HALIFAX, N.S. - Federal New Democrats are hoping that provincial success in Nova Scotia and Manitoba - as well as a possible name change - can boost the party's electoral prospects as delegates gather for their annual convention beginning Friday in Halifax.

Since Jack Layton became leader of the NDP in 2003, the party has made small breakthroughs, particularly in Quebec and Alberta.

Still, Layton has not been able to guide the party beyond fourth-place.

In an interview, Layton brushed aside any concerns that delegates may begin to question his leadership after six years at the party helm.

"As long as they feel we're going in the right direction, then they'll probably ask me to carry on," he said.

More than 1,300 delegates are expected to descend on Nova Scotia, where voters recently elected the first NDP government east of Ontario.

Delegates are poised to hear from organizers of successful NDP campaigns in both Nova Scotia and Manitoba, as well as members of the team behind U.S. President Barack Obama's historic race to victory last November.

Layton said the party will take pointers on how to convince disenchanted voters that change is possible.

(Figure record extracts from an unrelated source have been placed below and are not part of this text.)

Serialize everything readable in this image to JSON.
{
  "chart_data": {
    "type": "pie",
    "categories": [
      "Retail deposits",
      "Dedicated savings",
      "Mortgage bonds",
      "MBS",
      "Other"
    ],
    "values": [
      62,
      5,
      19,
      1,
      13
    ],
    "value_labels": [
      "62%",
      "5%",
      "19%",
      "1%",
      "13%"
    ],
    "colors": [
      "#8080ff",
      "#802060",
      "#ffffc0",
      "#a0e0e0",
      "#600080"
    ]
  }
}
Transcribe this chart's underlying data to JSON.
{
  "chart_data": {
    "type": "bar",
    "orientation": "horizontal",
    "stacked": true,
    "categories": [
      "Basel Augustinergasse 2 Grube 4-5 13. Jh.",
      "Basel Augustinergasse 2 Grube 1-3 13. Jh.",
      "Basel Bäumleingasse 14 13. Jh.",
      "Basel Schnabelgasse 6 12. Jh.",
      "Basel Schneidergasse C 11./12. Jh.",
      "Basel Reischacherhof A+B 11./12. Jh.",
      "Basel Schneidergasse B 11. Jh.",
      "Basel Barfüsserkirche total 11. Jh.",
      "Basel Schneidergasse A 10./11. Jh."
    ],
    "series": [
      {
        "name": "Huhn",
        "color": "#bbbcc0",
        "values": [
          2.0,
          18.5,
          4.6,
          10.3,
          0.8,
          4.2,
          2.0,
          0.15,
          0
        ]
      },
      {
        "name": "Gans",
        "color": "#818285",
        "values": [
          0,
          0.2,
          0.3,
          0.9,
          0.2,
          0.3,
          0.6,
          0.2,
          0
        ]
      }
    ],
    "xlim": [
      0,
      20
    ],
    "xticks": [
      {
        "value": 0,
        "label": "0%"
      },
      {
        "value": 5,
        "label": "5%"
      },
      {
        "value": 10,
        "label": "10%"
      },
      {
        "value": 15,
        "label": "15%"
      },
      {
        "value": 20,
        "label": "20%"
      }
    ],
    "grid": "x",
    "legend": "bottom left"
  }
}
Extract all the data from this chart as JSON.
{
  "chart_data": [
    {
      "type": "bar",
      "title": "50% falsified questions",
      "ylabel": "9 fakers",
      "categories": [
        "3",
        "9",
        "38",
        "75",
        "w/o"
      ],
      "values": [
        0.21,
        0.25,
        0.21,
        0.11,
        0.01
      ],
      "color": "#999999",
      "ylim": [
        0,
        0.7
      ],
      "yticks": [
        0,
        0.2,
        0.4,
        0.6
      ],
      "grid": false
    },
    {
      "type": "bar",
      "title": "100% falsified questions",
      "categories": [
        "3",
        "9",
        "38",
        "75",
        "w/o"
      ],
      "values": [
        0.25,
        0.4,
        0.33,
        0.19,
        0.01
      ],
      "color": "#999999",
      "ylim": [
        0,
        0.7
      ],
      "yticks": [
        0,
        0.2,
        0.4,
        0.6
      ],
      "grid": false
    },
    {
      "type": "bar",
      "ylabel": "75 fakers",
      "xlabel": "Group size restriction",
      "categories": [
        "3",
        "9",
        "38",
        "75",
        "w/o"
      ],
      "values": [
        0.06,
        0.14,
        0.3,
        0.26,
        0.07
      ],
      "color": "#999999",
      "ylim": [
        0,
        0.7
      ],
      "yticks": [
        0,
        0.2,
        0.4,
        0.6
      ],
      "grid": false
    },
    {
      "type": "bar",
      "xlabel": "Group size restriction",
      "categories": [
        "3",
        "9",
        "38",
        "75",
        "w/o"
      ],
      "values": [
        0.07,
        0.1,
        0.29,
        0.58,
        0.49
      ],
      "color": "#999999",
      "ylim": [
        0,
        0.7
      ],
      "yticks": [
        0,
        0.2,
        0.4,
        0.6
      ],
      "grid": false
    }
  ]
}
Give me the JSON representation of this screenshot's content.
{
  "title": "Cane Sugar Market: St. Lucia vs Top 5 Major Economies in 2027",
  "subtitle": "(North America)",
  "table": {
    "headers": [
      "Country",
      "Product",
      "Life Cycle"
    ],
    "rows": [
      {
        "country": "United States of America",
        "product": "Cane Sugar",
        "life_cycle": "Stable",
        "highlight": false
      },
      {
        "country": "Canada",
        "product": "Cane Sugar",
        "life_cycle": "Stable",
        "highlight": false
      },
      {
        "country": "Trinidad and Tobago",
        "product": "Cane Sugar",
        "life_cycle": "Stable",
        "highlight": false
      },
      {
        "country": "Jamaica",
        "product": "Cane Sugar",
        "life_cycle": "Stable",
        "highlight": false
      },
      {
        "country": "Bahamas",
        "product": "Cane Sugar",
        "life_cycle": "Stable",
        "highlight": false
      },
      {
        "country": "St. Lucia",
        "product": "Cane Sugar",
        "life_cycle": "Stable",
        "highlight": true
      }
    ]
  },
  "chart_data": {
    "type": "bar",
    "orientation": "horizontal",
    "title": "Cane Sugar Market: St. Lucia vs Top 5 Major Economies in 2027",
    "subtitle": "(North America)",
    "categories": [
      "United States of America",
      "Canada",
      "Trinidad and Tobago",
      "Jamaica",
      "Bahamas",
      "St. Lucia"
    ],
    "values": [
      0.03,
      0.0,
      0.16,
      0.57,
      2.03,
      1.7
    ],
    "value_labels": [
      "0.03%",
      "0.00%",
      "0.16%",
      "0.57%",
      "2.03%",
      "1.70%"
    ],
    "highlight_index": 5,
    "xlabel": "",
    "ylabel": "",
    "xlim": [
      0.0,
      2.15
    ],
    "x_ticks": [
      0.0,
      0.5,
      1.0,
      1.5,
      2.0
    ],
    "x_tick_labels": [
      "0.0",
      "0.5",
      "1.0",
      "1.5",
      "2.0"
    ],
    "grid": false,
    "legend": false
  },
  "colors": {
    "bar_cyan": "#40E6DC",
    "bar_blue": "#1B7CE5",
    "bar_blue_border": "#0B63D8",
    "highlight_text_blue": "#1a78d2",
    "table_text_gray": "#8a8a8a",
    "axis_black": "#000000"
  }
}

"There was a lot of excitement about the Obama campaign and how they were able to mobilize people, especially people who had given up on the political process (and) had walked away from voting," Layton said.

"How do you get people back to feeling that they can actually make change happen?"

But some pundits said the New Democrats may struggle to make an electoral breakthrough unless the Opposition Liberals seriously stumble before the next general vote.

Nelson Wiseman, a political science professor at the University of Toronto, said the NDP cannot afford to make any mistakes and has to be ready to pick up the pieces if Michael Ignatieff and his Liberals do.

"The (NDP)'s fortunes are more in the hands of others than it is in its own," Wiseman said Thursday.

"In other words, it has to hope that the other parties - especially the Liberals - trip all over themselves."

Some delegates attending the convention also hope that dropping the "New" from the NDP's name will freshen the party's image and cement it as a more mainstream political force in Canada.

Layton would not say whether he's in support of the proposed change, which is expected to be introduced Friday and voted upon Sunday. But he insisted the issue would not dominate the weekend's debates.

"I'm not weighing in. I want to see where our members go," he said.

Layton said the party needs to remind voters of its past success, particularly on policies such as health care and pensions.

"In some ways, we need to go back - and we are going back - to some of those very strong policies that our party brought forward for Canada," he said.

Jim Bickerton, a political science professor at St. Francis Xavier University in Antigonish, N.S., said if the NDP wants to be successful in the next election, it must hold onto its established vote and swing others its way.

"The electorate has become willing to switch around and the NDP can get in there and pitch like the other parties," said Bickerton.

Still, he said it's unlikely that a major breakthrough is in store for the party.

Layton is undeterred.

The party has been "raising and spending as much money as the two old-time parties" and has a team of strong candidates at the ready, he said.

"Canadian politics hasn't seen the New Democrats in a position where we've been able to offer a full-fledged campaign from coast to coast to coast with a strong caucus going into an election," he said.

"That's going to happen this time."

But even before it began, convention organizers found themselves trying to diffuse an internal dispute when Dana Larsen, a member of a British Columbia riding association, was deregistered as a delegate.

Larsen, who ran for the party in last year's federal election but quit after an online video surfaced showing him drop LSD, denied allegations he tried to buy votes in support of a resolution easing regulations on marijuana distribution.

Larsen, the founder of a party wing in favour of relaxing drug laws, said his group offered to "help like-minded individuals get to the convention."

"We would cover some of their travel and lodging expenses if they were supportive of our ideas," Larsen said.

"I never encouraged anybody to change their vote."

NDP national director Brad Lavigne said the decision to deregister Larsen had nothing to do with the resolution.

"He made it abundantly clear that he would help defray the cost for people to go to the convention if they voted his way on key motions, including the one that he was sponsoring," he said. "That's not in keeping with democratic principles."